Audit Delay of Listed Companies: A Case of Malaysia

  •  Ayoib Che-Ahmad    
  •  Shamharir Abidin    


It is important to understand factors that influence audit delay since it directly affects the timeliness of financial reporting which is one of the most important qualitative attributes of financial statements (Ashton et. al., 1987; Carslaw & Kaplan, 1991; and Johnson, 1998).  A number of studies have investigated audit market research including the issue surrounding audit delay within the context of developed countries. However, audit market research in the developing countries is very limited despite calls in the literature to expand the scope of market studies to those nations (see for example, Simon et al. 1992; Walker and Johnson 1996; Che-Ahmad and Houghton 1996; Taylor 1997).  This study extends previous research by examining the determinants of audit delay in a developing country.  Malaysia is one such country that provides a rich setting for audit market research. It seeks to provide empirical evidence concerning audit delay of Malaysian public listed companies.

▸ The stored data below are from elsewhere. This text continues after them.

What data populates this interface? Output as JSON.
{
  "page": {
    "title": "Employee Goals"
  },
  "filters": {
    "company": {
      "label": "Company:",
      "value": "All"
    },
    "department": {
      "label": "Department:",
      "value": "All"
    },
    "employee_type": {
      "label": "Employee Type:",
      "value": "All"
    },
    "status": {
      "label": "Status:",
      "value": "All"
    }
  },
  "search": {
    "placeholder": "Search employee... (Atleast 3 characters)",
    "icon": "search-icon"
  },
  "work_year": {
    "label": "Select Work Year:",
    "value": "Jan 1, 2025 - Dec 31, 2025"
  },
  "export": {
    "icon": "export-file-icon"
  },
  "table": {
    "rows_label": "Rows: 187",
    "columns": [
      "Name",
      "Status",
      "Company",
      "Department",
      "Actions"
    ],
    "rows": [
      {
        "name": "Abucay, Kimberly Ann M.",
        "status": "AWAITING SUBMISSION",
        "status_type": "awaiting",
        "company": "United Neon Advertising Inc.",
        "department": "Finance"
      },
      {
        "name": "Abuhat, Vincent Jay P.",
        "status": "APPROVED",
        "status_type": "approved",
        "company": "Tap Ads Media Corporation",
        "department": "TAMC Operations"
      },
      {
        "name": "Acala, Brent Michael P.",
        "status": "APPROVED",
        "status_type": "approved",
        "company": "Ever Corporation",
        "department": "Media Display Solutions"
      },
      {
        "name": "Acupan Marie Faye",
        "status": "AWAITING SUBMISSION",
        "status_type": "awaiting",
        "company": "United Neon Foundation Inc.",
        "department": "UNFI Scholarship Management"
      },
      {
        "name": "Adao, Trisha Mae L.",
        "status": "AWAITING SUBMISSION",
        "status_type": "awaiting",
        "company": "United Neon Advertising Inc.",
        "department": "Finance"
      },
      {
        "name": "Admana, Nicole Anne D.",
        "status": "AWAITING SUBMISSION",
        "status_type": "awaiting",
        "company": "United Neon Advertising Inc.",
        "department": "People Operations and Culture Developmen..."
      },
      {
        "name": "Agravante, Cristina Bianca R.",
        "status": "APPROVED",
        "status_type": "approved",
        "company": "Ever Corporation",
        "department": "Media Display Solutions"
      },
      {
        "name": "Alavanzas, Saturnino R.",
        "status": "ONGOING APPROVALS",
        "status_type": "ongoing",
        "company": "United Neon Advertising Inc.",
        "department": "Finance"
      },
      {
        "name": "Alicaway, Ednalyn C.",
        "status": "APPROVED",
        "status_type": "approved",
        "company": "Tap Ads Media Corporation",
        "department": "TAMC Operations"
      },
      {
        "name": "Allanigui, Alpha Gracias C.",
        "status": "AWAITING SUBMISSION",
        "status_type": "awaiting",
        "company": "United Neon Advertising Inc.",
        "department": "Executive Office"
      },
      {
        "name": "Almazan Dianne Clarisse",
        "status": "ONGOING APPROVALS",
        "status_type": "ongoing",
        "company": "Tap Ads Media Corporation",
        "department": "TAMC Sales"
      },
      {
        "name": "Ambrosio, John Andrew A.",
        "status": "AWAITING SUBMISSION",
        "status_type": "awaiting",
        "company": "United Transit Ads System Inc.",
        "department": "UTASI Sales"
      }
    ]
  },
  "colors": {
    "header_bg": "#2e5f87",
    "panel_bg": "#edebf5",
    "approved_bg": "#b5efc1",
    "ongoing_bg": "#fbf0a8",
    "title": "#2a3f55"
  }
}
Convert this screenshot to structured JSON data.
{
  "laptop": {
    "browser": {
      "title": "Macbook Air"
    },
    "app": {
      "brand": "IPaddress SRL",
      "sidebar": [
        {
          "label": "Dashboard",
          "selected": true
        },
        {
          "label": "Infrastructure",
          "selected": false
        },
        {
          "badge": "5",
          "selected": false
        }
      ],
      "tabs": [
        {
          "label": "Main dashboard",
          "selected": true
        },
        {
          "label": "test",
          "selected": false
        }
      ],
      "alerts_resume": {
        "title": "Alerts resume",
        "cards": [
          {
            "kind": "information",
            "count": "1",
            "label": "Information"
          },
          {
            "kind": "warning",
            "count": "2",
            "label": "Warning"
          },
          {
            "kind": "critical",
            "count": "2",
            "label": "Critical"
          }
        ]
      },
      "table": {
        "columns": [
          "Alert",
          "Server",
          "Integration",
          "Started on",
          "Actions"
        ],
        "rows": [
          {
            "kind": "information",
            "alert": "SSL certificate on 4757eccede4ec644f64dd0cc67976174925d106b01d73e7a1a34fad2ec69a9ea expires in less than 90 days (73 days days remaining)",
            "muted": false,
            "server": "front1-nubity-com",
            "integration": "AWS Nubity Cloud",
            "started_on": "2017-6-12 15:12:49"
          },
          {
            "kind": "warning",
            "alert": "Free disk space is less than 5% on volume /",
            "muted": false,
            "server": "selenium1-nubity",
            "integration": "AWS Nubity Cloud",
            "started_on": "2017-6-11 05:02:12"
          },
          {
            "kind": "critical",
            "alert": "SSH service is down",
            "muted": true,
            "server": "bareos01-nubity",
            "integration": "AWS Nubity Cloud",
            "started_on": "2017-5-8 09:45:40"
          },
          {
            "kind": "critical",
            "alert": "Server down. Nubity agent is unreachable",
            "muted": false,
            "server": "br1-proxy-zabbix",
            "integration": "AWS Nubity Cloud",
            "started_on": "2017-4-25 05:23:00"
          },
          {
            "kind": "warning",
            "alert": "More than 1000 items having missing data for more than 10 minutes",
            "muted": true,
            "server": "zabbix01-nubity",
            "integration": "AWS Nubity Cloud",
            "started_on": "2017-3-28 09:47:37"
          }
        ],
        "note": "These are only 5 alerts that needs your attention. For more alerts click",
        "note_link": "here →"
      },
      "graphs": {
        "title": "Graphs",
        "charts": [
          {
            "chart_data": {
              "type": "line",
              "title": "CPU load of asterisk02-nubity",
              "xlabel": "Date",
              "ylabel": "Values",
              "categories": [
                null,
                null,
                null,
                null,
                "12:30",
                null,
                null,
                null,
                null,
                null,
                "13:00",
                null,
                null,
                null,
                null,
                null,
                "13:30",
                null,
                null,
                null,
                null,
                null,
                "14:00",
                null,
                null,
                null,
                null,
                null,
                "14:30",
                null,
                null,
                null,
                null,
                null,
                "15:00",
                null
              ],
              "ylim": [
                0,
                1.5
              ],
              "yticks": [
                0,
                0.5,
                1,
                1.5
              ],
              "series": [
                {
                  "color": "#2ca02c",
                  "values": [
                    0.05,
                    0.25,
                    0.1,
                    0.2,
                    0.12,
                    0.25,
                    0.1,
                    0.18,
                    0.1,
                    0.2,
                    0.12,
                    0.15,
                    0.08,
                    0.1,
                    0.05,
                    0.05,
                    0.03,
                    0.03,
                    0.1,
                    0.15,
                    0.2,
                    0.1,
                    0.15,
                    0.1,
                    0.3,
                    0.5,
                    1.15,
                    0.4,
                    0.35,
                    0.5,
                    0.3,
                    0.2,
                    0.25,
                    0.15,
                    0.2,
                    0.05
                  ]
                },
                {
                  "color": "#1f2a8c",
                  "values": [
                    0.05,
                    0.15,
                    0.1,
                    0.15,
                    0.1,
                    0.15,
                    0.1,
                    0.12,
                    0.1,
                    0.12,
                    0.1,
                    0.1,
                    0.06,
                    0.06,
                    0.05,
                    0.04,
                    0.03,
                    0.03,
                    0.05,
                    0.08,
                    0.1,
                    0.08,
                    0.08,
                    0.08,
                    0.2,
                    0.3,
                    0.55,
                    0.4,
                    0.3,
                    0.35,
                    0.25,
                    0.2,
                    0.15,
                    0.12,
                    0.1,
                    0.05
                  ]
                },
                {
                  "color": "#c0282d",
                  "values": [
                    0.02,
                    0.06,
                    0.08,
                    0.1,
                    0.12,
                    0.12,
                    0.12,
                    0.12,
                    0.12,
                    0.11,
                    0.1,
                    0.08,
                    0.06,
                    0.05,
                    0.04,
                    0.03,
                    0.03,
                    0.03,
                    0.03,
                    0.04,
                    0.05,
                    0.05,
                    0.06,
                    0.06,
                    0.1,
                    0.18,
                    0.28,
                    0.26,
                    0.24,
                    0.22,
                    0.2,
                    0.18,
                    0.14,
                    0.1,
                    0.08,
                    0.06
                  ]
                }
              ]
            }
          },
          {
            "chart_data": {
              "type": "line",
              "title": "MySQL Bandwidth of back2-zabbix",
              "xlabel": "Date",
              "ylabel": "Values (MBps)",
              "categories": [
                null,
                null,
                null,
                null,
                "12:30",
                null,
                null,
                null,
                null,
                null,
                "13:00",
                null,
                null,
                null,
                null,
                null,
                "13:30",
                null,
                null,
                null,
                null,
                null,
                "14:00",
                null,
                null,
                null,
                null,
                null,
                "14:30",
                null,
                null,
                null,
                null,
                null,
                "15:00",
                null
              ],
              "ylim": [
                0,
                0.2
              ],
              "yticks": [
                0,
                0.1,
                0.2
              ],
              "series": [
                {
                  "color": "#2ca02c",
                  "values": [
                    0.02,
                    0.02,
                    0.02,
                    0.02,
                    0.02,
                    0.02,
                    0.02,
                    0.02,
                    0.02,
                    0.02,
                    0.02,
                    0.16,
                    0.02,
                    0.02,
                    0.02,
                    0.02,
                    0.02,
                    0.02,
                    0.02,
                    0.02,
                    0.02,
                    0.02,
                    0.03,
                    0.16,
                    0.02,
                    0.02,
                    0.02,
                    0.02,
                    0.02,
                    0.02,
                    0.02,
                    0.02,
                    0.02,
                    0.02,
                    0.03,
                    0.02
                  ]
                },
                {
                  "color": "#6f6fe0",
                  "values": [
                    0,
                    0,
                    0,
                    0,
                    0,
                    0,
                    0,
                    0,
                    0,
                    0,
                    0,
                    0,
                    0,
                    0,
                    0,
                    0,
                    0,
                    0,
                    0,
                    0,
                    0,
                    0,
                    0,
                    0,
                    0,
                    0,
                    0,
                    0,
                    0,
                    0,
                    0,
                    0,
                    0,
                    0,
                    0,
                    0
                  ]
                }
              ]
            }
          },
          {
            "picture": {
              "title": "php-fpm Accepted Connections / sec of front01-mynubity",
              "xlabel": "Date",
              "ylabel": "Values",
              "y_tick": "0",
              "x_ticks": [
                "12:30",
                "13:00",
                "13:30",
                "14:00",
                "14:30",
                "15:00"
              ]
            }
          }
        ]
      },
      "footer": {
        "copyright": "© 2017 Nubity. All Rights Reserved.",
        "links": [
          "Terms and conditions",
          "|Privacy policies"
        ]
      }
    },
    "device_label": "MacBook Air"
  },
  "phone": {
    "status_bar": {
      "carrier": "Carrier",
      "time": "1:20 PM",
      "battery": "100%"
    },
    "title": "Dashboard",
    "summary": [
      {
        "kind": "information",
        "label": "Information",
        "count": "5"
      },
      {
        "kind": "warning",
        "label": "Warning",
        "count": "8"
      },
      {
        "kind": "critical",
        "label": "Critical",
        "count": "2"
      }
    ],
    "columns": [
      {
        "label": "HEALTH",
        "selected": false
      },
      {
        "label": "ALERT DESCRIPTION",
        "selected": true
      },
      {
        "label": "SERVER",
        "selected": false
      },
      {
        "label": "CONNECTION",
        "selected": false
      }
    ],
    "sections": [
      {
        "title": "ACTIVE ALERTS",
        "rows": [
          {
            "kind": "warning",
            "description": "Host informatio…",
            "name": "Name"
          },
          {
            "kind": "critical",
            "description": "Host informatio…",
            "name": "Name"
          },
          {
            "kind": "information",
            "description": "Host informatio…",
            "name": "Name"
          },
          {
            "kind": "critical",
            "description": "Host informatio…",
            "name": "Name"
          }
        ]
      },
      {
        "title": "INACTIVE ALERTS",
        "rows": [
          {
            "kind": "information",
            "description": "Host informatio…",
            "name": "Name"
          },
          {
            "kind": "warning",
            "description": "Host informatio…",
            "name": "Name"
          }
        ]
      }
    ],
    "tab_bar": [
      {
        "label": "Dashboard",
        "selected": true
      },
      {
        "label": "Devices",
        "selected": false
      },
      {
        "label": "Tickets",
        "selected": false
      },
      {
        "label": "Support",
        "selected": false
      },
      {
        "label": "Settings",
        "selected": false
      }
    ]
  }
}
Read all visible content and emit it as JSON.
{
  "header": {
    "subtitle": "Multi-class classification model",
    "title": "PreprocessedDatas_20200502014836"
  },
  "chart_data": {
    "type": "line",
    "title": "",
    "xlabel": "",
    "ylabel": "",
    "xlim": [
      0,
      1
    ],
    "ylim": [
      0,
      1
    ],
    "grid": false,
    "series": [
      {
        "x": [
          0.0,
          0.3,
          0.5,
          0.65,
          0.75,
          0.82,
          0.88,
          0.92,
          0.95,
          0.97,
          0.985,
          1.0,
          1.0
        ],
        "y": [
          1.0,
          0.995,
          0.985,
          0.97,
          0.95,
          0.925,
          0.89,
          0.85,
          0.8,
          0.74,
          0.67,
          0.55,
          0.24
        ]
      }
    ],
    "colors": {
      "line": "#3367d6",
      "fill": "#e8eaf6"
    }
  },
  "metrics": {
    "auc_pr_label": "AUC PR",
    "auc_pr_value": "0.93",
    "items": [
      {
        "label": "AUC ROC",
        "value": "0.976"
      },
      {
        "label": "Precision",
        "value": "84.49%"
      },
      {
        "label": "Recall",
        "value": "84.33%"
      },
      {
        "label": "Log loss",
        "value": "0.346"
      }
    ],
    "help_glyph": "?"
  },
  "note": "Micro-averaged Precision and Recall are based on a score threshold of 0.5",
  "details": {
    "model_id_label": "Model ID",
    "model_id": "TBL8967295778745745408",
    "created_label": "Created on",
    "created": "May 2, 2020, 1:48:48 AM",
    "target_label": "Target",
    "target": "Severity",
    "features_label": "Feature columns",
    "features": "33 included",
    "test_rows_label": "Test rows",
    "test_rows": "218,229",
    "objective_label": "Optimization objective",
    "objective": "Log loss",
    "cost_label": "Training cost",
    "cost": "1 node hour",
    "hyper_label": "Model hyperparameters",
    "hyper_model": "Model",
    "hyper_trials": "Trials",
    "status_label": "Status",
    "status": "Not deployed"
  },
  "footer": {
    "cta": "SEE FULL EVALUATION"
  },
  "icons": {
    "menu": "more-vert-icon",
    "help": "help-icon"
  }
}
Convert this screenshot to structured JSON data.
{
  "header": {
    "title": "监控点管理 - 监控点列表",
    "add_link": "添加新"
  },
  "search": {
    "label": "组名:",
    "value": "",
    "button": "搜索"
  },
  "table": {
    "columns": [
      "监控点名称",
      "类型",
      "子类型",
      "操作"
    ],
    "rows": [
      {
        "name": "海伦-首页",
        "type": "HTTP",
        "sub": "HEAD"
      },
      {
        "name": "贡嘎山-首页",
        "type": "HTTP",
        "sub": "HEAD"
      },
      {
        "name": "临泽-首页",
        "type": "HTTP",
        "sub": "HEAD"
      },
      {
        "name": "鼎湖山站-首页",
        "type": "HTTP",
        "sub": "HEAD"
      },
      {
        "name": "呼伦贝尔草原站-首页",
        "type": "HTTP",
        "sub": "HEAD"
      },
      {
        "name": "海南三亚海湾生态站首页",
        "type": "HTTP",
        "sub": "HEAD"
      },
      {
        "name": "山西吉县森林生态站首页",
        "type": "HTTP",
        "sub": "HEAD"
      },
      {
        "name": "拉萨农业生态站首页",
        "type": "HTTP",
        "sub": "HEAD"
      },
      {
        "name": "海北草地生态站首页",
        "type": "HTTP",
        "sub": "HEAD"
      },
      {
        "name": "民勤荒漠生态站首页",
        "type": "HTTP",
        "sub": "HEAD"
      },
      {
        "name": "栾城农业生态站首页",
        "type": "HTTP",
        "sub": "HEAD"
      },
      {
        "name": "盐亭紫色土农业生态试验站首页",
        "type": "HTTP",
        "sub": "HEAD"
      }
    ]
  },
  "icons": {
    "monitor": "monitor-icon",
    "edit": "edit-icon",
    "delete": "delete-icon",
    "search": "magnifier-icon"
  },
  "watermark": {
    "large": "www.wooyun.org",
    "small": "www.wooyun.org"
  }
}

The findings indicated that the mean audit delay of Malaysian companies to be much longer than the delay in Western countries.  The multivariate analysis showed that director shareholdings, total assets, number of subsidiaries, type of audit firms, audit opinion and return on equity to be important determinants of audit delay. The regression results for non-banking and finance sectors were very similar. However, only director shareholding variable was found to be strongly significant in banking and finance sub-sample suggesting the importance of ownership structure in influencing audit lag in this sector. The differences in regulatory framework for both sectors could be a significant reason for the differences in the findings and warrant further research.